In your case, you will need to create 1 yaml file for a specific node and rewrite the location of the new config.
Puppet's orchestration is bad.
There was puppet-kick, but it was cut out, now there is mcollective, which will allow you to pull the agent on all nodes and apply the configuration. But IMHO this is from a cannon to sparrows.
We are still in the old fashioned way, through pssh we pull on the desired group of nodes 'puppet agent -t'.
Apply the config on a separate server, I think it's unlikely to work out of the box. You need to come up with something of your own :).
Well, or of course, you can always reward
if $::fqdn in $testing_nginx_servers {
$config = new_config
else {
$config = stable_config
}
::nginx::vhost { 'server.com' :
template => $config
server_name => "${::fqdn} ${title}",
document_root => '/var/www/server.com',
ssl_keys => 'server.com'
}
To do this, there are environments in pappet.
Create a new environment with the settings you need, drive one - two - several nodes into this environment, check.
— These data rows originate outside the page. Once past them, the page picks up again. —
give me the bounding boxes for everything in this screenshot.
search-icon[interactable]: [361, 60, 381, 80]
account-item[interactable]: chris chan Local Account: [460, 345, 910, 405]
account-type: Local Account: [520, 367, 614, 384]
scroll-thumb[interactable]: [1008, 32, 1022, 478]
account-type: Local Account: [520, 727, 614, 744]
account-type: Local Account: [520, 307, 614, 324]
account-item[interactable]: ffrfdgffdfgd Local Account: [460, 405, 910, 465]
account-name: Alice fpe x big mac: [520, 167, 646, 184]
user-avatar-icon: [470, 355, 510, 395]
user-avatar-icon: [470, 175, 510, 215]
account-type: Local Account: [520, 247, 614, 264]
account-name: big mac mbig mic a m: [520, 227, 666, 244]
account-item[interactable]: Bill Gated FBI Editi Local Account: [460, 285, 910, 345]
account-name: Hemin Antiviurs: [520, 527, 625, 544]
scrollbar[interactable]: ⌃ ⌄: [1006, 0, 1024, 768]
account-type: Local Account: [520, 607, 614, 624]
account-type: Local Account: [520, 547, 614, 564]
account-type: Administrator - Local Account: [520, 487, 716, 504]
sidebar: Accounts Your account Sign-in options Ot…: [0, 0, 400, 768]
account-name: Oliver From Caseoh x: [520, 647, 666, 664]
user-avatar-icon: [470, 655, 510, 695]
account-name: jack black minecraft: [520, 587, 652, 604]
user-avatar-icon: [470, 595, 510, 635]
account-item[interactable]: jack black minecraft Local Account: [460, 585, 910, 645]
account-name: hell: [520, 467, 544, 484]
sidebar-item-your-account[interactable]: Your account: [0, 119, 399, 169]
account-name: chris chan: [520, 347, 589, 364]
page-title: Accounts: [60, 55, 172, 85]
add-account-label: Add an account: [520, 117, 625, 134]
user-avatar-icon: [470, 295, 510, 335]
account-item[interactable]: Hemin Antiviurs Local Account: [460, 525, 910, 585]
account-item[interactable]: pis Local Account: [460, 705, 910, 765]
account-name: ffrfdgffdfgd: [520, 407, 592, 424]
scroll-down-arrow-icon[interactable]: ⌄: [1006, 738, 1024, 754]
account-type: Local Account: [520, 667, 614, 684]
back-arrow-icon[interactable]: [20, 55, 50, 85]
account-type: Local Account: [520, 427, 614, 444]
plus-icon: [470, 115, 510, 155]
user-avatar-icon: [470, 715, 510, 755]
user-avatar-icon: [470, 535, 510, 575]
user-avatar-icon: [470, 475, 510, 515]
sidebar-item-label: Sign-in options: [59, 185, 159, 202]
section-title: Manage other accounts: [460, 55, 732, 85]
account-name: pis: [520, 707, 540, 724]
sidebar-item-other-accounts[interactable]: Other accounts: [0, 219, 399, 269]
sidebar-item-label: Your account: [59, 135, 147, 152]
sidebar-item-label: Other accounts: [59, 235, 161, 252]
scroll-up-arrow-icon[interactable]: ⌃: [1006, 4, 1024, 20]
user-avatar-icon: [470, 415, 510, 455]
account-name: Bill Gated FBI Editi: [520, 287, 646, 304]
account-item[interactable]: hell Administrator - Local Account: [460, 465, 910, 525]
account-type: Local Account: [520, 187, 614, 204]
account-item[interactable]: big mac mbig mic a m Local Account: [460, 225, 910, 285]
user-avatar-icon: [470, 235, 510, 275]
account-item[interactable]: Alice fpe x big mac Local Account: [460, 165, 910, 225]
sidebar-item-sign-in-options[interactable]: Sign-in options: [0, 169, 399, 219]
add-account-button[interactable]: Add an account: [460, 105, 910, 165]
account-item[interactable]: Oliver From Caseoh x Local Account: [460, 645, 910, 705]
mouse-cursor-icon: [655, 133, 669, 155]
Then transfer the changes to the production environment, return the nodes back to the production.
When using r10k - it's very convenient to do it directly with branches in the git - create a new branch, deploy it as a separate environment, then merge.
In the pappet config, apply the new config only for one node and not for all, you can also prescribe specific nodes there.
In general, I recommend that you switch to ansible, it is more cheerful and interesting
We are in a state where we haven't implemented puppet yet. But they seem to have read comparisons, including with ansible. Maybe you didn't read it? :) Can you make a case for crawling ansible? I would not want to regret choosing puppet later.